Cephalotus said:
Maybe some "pre controllers" could work that are designed to give a signal output from ~0V to~5V depending on several input factors incl brakes, throttle, PAS, etc...
Sure, you could build one, if you know how to either design opamp circuits or program MCUs.
Realistically it's a lot easier (and likely cheaper than all the development costs) to just buy a Cycle Analyst v3 and set it up for what you want (although it does not do *everything* the way I personally need it to, it works for most people that use it for this).

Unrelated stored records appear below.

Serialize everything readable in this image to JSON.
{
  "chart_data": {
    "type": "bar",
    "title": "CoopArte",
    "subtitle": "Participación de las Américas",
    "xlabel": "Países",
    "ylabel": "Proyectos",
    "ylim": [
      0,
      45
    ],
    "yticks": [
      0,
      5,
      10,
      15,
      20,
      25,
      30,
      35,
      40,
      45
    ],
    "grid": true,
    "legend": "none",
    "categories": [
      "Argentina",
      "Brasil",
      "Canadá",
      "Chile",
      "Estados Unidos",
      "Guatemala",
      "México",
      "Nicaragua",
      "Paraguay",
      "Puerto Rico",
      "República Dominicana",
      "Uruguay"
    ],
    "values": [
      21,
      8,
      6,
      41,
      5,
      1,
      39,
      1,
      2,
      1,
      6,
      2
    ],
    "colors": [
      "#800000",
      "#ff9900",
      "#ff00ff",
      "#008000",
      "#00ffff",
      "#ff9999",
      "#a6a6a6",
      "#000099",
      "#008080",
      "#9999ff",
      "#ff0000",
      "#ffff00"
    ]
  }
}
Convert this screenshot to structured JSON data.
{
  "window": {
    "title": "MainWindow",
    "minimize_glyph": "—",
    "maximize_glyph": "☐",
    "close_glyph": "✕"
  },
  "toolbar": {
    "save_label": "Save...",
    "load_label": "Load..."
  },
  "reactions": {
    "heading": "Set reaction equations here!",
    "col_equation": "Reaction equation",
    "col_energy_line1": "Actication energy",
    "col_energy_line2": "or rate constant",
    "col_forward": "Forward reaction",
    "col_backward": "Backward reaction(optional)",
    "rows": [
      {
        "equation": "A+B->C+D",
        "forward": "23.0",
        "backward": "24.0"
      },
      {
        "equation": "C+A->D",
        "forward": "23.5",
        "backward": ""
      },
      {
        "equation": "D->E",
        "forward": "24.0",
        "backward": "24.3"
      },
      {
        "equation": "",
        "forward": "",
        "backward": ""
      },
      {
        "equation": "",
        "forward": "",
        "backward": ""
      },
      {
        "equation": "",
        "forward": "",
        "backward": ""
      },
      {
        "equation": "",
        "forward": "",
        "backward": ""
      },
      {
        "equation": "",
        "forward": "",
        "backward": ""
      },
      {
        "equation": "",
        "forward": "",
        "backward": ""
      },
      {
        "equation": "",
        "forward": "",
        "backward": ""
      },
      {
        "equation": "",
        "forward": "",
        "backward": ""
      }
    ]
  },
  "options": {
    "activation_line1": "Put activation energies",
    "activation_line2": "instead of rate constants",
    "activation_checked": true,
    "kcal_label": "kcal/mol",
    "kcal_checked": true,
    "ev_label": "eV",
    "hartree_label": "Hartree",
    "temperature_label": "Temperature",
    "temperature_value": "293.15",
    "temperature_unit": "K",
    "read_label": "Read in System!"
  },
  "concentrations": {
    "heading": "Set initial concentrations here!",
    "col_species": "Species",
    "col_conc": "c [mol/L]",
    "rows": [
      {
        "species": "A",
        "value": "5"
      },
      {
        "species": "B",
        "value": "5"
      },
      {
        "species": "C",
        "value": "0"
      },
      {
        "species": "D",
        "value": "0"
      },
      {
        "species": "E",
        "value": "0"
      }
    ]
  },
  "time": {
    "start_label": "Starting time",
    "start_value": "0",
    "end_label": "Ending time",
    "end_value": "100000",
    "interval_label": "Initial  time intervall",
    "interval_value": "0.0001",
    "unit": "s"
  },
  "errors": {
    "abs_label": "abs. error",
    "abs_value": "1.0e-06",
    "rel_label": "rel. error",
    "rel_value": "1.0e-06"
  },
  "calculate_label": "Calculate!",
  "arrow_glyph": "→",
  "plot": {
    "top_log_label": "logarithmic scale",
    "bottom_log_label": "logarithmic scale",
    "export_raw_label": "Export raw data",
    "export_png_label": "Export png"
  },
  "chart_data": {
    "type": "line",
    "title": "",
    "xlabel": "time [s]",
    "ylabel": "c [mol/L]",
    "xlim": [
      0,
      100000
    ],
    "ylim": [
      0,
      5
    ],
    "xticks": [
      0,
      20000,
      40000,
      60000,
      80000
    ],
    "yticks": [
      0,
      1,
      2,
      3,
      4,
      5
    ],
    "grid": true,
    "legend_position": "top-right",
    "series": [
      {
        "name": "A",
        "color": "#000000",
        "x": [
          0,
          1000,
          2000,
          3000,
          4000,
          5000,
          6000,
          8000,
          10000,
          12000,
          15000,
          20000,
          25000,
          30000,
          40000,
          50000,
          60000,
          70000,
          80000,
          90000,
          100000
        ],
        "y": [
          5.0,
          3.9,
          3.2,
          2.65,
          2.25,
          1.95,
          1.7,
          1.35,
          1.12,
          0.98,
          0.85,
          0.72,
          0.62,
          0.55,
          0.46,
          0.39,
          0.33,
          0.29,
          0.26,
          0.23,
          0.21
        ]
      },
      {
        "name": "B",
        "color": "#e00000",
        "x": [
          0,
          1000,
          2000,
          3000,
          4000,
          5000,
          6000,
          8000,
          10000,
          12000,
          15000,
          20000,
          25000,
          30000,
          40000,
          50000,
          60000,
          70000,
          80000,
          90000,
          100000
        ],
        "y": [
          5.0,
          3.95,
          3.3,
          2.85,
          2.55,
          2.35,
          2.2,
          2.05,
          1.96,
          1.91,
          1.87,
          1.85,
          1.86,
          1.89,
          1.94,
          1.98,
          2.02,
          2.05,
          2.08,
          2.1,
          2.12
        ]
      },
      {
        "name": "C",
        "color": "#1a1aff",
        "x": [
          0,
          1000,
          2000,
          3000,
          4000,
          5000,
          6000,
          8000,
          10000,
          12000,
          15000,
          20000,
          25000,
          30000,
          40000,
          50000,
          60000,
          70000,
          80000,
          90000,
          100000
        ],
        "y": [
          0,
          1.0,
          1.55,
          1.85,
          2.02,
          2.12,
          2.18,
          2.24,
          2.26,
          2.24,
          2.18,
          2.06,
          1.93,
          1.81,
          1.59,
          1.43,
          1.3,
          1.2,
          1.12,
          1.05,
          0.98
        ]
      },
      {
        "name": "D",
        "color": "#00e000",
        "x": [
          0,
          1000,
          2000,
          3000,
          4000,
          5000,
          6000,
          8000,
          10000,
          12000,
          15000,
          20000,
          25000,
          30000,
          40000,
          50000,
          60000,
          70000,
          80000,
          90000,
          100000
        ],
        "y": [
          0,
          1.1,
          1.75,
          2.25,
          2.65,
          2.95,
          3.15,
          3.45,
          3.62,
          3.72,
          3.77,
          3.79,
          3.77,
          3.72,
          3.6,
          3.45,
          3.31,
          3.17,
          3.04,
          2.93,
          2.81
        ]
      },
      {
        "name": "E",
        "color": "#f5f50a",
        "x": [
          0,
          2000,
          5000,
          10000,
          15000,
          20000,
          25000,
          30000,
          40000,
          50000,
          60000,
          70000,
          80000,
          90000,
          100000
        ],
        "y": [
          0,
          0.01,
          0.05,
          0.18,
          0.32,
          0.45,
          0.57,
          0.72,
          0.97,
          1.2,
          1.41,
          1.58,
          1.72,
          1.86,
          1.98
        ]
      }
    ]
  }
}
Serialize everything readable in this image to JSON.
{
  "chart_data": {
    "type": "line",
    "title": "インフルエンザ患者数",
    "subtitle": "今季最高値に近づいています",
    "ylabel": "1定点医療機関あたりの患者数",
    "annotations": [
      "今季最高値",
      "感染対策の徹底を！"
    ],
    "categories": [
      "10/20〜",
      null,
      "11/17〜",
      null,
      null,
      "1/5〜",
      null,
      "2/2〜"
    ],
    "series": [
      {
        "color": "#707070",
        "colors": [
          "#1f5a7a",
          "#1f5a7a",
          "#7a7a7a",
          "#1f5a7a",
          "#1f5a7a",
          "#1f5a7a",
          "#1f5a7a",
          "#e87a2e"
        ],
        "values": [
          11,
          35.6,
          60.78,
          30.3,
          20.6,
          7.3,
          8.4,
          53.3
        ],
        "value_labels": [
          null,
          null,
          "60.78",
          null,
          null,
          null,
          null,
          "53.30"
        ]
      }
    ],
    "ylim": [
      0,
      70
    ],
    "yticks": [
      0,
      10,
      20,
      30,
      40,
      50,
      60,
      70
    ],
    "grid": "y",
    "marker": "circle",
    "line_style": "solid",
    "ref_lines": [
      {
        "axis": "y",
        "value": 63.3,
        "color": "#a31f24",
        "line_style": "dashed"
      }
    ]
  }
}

I've been thinking for a while about a simple hardware circuit that would take pulses from a common cadence sensor and integrate them into a "constant" voltage output, with a simple adjustment knob for min throttle voltage out, and another for max throttle voltage out, and a simple gain knob to let you set it up for your particular cadence vs throttle output. It shouldn't take more than $10 in parts including a bit of perfboard to wire it on, or perhaps $15 or so if a PCB was made for it in enough quantity to make them cheap.
A bit more complexity would allow a brake cutoff input to shutdown the throttle output.
A bit more complexity from there would allow the use of some torque sensors instead of just cadence.
But this kind of system is so simple it's not really that tunable to a particular usage scenario, unlike the CA, unless you make even more complexity to the circuitry and more adjustment knobs. Very much of this and it gets a bit on the large side, and becomes cheaper and easier (especially for the end user) to do this using an MCU, programmed for the task. At that point, it's easier to just use the CA3, unless it simply doesn't have the feature(s) you need.
The mmc-3 is quite expensive, too, but you do not need that huge CA3 on your handlebar.
You don't "need" the CA on your handlebar at all.
You can mount it wherever you like, once configured (which can all be done via the USB-serial cable and the Windows or Apple setup program). Stick it in with the battery or the controller, or wherever else you like.
If you don't ever want to see the display on it at all, and don't mind some DIY, you can even take it out of the case and cut the LCD off, and have a smaller board you can package however you like.
If you like you can still even use remote buttons, switch, or knob via the Aux input, where the buttons/switch/knob is mounted whereever you can reach them, to change certain things on the CA "live", like switching presets, or amount of assist, etc.